Musica e parole del Presidente dell’Osimana Antonio CARLETTI, uno che quando parla, c’è di che tremare per qualche strafalcione sportivo all’orizzonte.
Detto e fatto. CAMPANELLI, all’indomani dei “fattarelli” di Osimana-Matelica, della doppia squalifica del Diana, della pesante multa e della nuova pubblicità su Osimo, patria di mamme eternamente incinta di nuovi deficienti, ha pensato bene di chiedere scusa e di prendere le distanze dal mondo ultras più esagitato, invitando i responsabili del lancio di oggetti in campo, a raccogliere le proprie cose e cambiare sport.

Peccato che il “là” al dopo partita sia stato abbondantemente innescato dallo stesso Antonio CAMPANELLI (inibito fino al 5 febbraio) che per coerenza dovrebbe essere il primo a penalizzarsi lasciando, magari, l’Osimana a qualche anima più capace.
Temiamo non sarà così e che a pagare saranno solo in due o tre, presi a caso, tanto per dar modo di rivendicare un successo, nel processo dichiarato di ritorno alla sportività perduta.
Nel frattempo CAMPANELLI è già stato convocato in Commissariato, redarguito a pretendere dai “tifosi” un comportamento più consono e meno simile alle scimmie, avvertito del fatto che il Diana, una volta smaltite le due domeniche di squalifica, verrà attenzionato da più micro camere volte ad individuare i futuri autori di ulteriori gesti di gloria.
Basterà per iscrivere Osimo alla normalità. Facile la risposta: non basterà-
Ma ecco il CAMPANELLI-pensiero, rivolto in esclusiva agli errori degli altri.
“Sbagliano i giocatori, così come gli arbitri e anche noi dirigenti; io stesso sono stato squalificato per alcune parole colorite.
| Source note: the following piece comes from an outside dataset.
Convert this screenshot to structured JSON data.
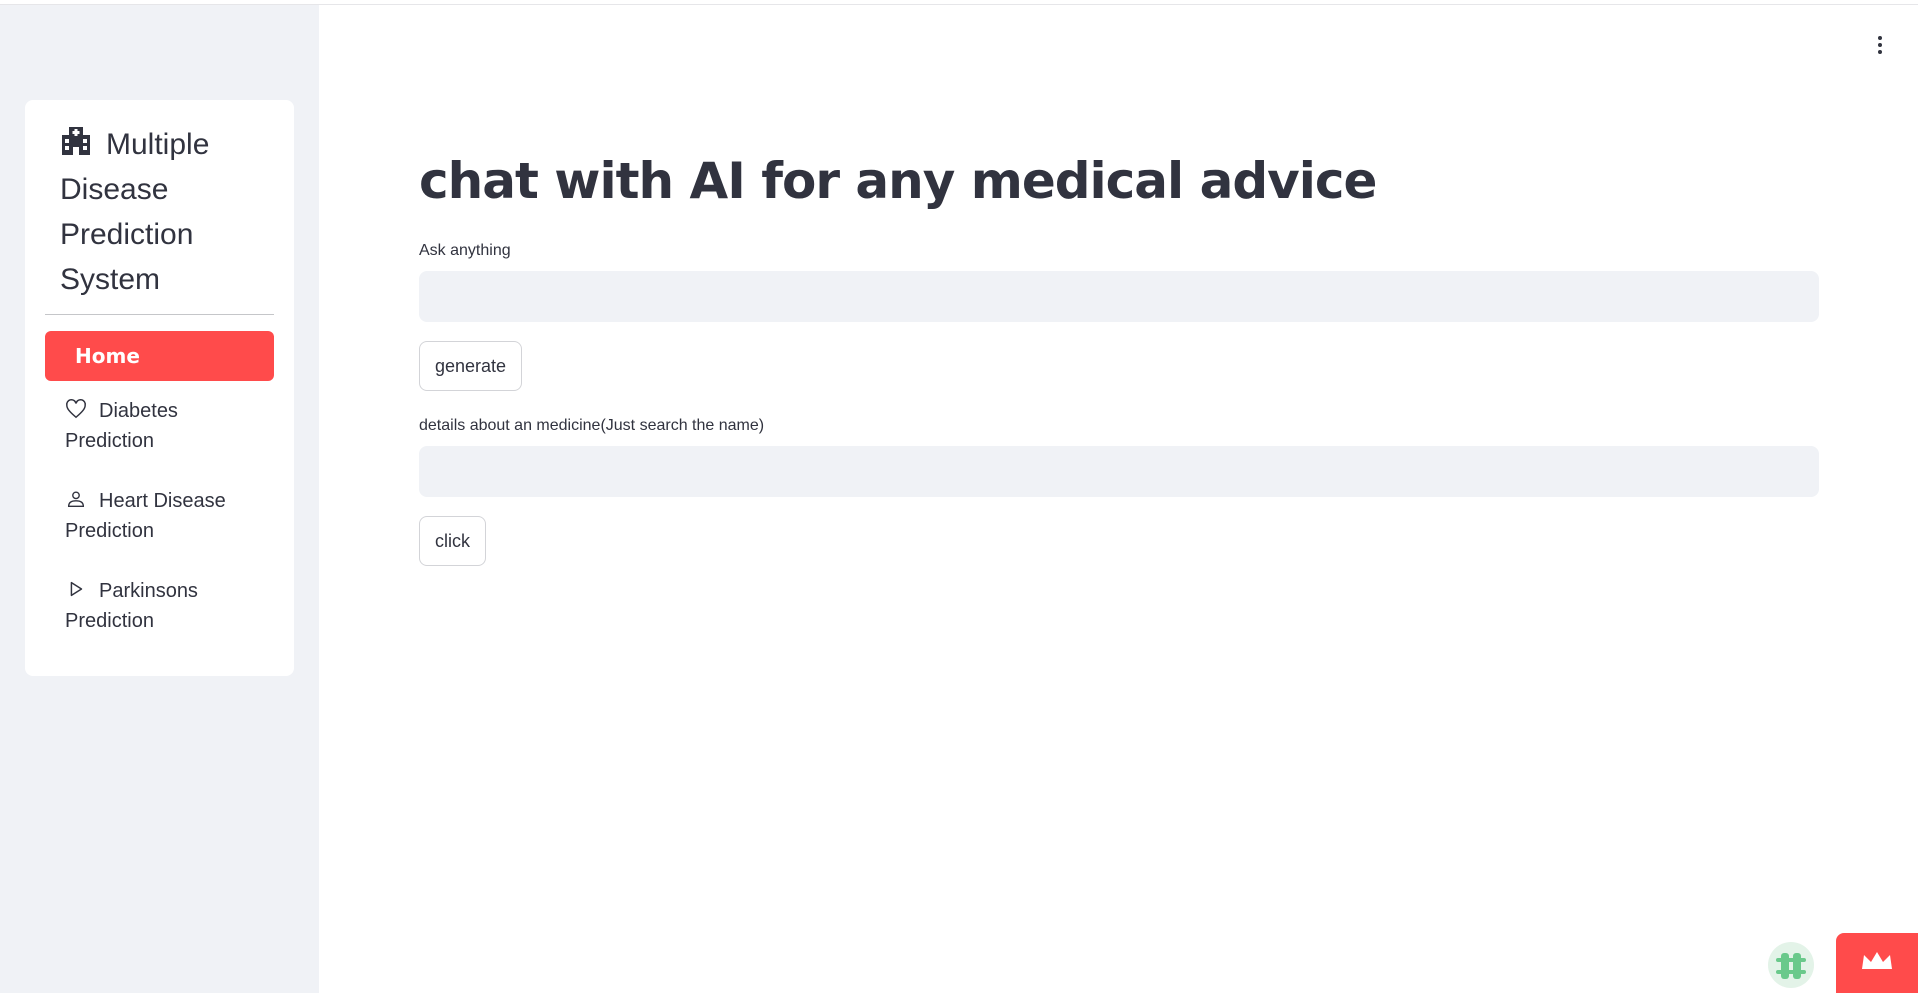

Ma voglio ricordare ai tifosi che le partite non si perdono per colpa degli arbitri. Il Matelica ha messo dentro una palla e noi, nonostante le tante occasioni, no.
Certo, hanno pesato gli episodi da rigore, forse addirittura quattro non concessi… ma se abbiamo perso è per colpa nostra.
I tifosi devono garantire maturazione. Noi dirigenti a volte abbiamo ecceduto con le parole ma mai con violenza fisica. La stessa cosa deve valere per i nostri tifosi che pur essendo importanti… E’ bene che quanti si sono resi responsabili del lancio di oggetti in campo a fine gara, per il futuro e per sempre resti lontano dal Diana.
Questi soggetti non danno una bella immagine di Osimo, servono paletti. Chi sbaglia deve pagare. Chiediamo scusa al guardalinee e ringraziamo il giudice sportivo che non ha ripristinato la vecchia condanna di Massa Martana”.

Tutto molto regolare. Tardivo ma ineccepibile. Personalmente avremmo adottato anche il divieto di ingresso al campo sportivo dei cosiddetti “ultras” (fenomeno ridicolo nel calcio dilettantistico, specie se abbinato a spettacoli sportivi paragonabili ai confronti tra scapoli e ammogliati!) ma pur sempre meglio di niente.
Piuttosto il pulpito da cui CAMPANELLI predica la pace nel mondo pare fuori luogo. Non si possono lanciare lezioni di comportamento sportivo, dividere i buoni dai cattivi, quando il primo a dare l’esempio del contrario, è appena stato squalificato per le medesime intemperanze.
Inevitabilmente, il colpevole chi ascolta, finisce col capire l’esatto contrario.
Agli occhi dei buoni, invece, si risulta, ben che vada, o non credibili o sciocchi. O peggio.